On the other hand, Venter claims that the bacterium is the key to cheap energy production, as the claimed bacterium has the potential to make hydrogen and ethanol. Part of the research was funded by the U.S. Department of Energy, and the U.S. government will hold certain rights to the patent, if granted. Venter further contends that, in a business sense, patent rights should be granted for a bacterium that produces fuel, eventually leading to the world’s first multi-billion dollar organism.

Section 101 of Title 35 U.S.C. details subject matter that is patentable, including any new and useful process, machine, manufacture or composition of matter. While not specifically addressing synthetic DNA, the Supreme Court in Diamond v. Chakrabarty, in a 5-4 decision, held that a living, man-made micro-organism is patentable subject matter as a "manufacture" or "composition of matter" within the meaning of the Patent Act of 1952. The patentability of a man-made bacterium composed of synthetic DNA lacks precedent, and the PTO likely faces a tough decision as to whether the subject matter is patentable.

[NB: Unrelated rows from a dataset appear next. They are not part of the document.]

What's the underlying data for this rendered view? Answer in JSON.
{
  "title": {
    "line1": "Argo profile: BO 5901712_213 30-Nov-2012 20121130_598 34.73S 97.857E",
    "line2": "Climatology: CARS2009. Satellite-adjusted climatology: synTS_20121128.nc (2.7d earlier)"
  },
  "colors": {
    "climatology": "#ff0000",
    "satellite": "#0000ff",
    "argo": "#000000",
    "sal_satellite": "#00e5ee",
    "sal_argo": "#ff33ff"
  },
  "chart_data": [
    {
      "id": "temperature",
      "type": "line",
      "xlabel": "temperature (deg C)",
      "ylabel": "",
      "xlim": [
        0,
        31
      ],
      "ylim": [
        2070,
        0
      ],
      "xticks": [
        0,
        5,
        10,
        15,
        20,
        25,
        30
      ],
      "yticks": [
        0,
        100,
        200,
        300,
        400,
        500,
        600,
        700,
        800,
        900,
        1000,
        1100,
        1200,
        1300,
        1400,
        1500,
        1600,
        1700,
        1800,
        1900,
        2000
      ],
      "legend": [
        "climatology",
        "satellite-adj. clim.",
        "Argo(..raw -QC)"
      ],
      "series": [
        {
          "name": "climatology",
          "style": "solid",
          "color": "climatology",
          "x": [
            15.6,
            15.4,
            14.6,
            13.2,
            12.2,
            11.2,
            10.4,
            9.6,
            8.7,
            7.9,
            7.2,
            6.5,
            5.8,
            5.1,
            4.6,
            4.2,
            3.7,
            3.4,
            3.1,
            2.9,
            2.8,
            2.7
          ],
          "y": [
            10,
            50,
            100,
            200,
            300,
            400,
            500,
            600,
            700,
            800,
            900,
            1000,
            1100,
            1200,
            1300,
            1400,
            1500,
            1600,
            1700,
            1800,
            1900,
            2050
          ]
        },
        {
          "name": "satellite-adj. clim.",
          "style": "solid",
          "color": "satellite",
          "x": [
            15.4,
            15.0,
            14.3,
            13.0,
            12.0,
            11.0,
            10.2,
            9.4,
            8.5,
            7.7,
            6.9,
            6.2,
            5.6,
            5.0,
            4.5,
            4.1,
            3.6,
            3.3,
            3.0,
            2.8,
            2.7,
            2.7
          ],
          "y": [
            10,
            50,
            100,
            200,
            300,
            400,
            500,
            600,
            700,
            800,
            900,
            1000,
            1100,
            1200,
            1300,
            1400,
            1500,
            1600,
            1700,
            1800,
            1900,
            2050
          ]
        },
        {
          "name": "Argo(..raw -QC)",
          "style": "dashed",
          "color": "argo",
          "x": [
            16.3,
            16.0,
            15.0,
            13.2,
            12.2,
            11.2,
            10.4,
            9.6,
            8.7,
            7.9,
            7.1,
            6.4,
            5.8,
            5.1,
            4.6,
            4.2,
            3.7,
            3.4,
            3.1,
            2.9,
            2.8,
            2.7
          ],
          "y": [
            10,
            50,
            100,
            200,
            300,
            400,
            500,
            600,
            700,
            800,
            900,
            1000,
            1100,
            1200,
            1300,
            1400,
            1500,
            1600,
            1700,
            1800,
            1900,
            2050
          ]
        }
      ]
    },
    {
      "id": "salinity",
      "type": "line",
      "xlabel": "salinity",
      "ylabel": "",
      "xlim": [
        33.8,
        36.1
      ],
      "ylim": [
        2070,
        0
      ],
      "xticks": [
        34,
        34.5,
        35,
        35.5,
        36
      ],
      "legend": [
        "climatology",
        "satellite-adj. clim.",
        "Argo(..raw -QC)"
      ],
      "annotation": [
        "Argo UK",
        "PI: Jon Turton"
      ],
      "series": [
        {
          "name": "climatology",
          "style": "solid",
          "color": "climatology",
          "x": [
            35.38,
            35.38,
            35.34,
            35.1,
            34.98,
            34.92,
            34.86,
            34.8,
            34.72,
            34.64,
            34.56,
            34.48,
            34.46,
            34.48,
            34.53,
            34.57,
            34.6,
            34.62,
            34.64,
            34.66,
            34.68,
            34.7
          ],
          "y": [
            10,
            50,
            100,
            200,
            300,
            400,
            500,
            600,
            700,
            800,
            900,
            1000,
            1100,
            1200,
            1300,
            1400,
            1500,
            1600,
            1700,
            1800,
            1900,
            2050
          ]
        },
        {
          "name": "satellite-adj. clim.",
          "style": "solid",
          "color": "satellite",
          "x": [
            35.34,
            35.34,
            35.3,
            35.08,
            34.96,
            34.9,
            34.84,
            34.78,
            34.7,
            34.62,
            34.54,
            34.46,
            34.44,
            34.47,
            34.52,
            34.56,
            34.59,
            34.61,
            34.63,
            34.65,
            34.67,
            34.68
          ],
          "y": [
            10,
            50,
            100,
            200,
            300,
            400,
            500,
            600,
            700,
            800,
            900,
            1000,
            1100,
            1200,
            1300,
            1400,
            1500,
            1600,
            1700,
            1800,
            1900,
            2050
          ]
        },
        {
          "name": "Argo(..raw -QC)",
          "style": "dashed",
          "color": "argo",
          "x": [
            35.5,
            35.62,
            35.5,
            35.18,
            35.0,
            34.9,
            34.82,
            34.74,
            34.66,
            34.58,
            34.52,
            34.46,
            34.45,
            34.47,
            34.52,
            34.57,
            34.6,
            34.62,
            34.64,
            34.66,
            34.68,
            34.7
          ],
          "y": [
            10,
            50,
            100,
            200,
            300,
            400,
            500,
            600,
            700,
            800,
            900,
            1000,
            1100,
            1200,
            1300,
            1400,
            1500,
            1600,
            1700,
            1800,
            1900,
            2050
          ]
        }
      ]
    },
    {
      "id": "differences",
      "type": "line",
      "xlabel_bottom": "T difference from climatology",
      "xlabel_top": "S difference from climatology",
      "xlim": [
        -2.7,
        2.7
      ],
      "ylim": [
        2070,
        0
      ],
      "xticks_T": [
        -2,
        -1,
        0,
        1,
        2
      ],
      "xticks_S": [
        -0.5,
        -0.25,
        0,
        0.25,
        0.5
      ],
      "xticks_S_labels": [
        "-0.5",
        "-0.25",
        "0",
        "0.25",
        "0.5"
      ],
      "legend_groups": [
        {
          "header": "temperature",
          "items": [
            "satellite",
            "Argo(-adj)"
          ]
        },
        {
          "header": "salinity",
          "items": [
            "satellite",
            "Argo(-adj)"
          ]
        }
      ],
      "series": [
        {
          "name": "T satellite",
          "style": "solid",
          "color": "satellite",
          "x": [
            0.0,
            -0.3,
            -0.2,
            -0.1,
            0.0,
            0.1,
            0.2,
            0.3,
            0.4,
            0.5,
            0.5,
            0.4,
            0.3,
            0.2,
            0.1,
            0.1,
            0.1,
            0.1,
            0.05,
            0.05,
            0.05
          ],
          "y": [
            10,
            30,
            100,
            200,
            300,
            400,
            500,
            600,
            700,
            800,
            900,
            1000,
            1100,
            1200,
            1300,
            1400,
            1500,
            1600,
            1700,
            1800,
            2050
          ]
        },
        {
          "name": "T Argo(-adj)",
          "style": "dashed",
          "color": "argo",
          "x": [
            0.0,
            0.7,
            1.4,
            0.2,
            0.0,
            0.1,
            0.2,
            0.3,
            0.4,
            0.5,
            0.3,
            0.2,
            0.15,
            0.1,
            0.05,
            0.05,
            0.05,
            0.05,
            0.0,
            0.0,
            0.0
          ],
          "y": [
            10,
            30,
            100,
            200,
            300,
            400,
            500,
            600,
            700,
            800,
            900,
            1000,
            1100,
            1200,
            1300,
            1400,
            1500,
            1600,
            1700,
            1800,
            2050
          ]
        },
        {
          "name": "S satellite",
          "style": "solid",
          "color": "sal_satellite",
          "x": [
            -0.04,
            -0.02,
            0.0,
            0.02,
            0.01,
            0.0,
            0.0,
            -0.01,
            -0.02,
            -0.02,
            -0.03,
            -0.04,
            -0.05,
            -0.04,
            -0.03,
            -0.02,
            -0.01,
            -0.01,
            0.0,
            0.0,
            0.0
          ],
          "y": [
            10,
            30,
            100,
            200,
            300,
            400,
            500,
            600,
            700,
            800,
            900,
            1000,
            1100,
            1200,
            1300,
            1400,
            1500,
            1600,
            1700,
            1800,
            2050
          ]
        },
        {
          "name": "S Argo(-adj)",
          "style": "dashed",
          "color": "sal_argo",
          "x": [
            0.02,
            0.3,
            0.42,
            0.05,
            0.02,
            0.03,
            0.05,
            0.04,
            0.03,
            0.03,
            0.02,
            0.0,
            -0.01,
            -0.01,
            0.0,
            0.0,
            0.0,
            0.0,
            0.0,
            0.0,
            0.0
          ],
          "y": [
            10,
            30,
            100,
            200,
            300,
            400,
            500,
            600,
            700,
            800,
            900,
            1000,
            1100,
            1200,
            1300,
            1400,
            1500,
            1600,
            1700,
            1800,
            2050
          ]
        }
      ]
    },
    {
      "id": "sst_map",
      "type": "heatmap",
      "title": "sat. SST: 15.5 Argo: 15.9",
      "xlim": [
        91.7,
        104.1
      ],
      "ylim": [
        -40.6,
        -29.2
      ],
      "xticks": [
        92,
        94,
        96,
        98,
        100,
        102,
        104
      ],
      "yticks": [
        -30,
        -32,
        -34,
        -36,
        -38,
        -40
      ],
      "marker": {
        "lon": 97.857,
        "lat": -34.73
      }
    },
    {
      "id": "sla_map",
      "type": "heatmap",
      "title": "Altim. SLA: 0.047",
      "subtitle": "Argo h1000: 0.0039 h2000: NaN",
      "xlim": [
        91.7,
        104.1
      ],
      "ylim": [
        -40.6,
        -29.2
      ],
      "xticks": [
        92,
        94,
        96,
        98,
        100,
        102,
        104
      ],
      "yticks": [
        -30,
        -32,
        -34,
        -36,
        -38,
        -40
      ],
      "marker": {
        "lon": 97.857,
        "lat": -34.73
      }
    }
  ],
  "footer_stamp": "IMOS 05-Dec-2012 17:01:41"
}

Chocolate Company Hershey Sues Marijuana Dealer for Trademark Infringement


Chocolate giant Hershey Co. filed a lawsuit on May 10, 2007 against Kenneth Affolter, a California-based marijuana dealer. The lawsuit accuses Affolter of trademark infringement, trademark dilution and unfair competition, and Hershey is seeking $100,000 worth of damages.

The suit ensued after Affolter sold marijuana-laced snacks with names like Keef Kat, Puff-A-Mint Patty, Rasta Reese's and Stoney Rancher to California state-authorized medicinal marijuana shops. Stickers placed on the snacks closely resemble the packaging of Hershey Co.'s Kit Kat, York Peppermint Pattie, Reese's Peanut Butter Cups and Jolly Rancher.

Trademark dilution occurs when a famous mark is used in a way that would lessen the mark's uniqueness. Tarnishment, a form of dilution, occurs when a mark is weakened through unflattering or unsavory associations. Under current U.S. trademark dilution law, the party bringing suit must only prove likely dilution, and not actual dilution.

Even though California state law permits the sale of medicinal marijuana, federal law prohibits the possession of marijuana. Although consumers might not think that Hershey manufactures the marijuana-laced snacks, the company has a valid interest to not be associated with illegal drugs. Using famous marks on bad quality or illegal goods can certainly create an unflattering or unsavory association in the mind of the consumer.